3 Yıl Sonra

52 19 3
                                    

***********

Bazı geceler vardır; gözlerin kapalıdır, aklın bulanık...Uyumazsın, ama uyanıkta değil zihnim. Kendi hayatının kabusundan uyanmak için uyursun.
Kulaklarımı kanatan bir ses odama  dolarken öyle bir gecenin sabahındayım. Uyumamama rağmen, gözlerim sımsıkı kapalıydı.
Gözlerimi açmadan elimi komedine doğru uzattım. Fakat uzattığım yer boşluktu. Biraz yana kayıp tekrar denedim. Çalar saatin sesinden her zaman nefret ederdim, ama o gün başım ağrıdığı için iki kat nefret ediyordum.

Sinirlenip gözlerimi hafifçe aralayarak saate doğru savurdum kolumu. Bakır saat düşüp zeminle buluştuğu saniye sustu. Sessizliğe tekrar kavuştuğum an gözlerimi daha sıkı yumdum. Yatmadan önce ağlamıştım. Makyajımı temizlemediğim için gözlerim kapalıyken bile canım yanıyordu. Ama gerçeği reddedebilecekmişim gibi sımsıkı yumuyordum gözlerimi.

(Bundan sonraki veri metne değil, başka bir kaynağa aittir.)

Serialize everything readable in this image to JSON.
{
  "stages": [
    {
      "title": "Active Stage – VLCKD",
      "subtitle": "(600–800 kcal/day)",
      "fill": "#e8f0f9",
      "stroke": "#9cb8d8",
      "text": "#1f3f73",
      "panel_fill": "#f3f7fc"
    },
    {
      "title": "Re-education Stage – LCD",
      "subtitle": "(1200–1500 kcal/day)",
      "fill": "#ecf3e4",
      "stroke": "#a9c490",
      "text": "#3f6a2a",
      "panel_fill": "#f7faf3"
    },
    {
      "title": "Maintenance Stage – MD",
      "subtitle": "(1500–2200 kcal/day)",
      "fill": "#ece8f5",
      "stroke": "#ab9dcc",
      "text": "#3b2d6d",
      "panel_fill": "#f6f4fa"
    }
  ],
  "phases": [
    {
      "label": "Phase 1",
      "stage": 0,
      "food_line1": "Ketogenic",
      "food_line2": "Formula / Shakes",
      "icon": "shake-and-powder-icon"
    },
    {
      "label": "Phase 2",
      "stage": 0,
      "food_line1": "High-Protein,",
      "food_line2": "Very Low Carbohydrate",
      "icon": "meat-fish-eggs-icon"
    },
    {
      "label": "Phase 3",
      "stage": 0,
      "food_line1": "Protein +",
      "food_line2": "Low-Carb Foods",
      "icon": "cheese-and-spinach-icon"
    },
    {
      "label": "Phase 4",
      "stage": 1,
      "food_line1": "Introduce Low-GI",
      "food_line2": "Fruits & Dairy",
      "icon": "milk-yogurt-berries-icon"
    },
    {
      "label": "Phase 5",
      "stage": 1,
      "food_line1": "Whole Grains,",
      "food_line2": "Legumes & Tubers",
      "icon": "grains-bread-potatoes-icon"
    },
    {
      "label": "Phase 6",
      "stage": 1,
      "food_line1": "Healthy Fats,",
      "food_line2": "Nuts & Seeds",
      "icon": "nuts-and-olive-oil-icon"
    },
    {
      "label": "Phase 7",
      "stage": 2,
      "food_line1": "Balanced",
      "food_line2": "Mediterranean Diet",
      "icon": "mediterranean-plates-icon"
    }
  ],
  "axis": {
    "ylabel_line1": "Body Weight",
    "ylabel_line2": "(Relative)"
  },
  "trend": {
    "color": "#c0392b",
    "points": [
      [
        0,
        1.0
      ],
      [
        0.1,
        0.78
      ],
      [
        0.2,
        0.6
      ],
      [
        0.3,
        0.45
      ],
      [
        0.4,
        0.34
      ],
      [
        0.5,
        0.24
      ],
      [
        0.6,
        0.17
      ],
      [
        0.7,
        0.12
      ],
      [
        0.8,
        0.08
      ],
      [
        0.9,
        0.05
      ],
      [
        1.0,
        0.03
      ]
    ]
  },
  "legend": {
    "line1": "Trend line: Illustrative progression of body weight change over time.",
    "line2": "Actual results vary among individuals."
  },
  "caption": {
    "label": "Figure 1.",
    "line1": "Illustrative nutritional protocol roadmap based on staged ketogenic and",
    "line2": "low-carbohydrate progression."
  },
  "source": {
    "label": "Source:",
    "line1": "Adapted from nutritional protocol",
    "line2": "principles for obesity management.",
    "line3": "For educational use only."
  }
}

Ancak, gözlerimi kapatmam yeterli gelmedi. Çünkü pencereden süzülen yakıcı altın renk, zaten acıyan gözlerimi iki kat daha rahatsız ediyordu. Yorganı tek hamleyle, yüzümü örtecek bir şekilde yukarıya çektim. Karanlık geceyi terk edip zihnime doluştu, diye geçirdim içimden.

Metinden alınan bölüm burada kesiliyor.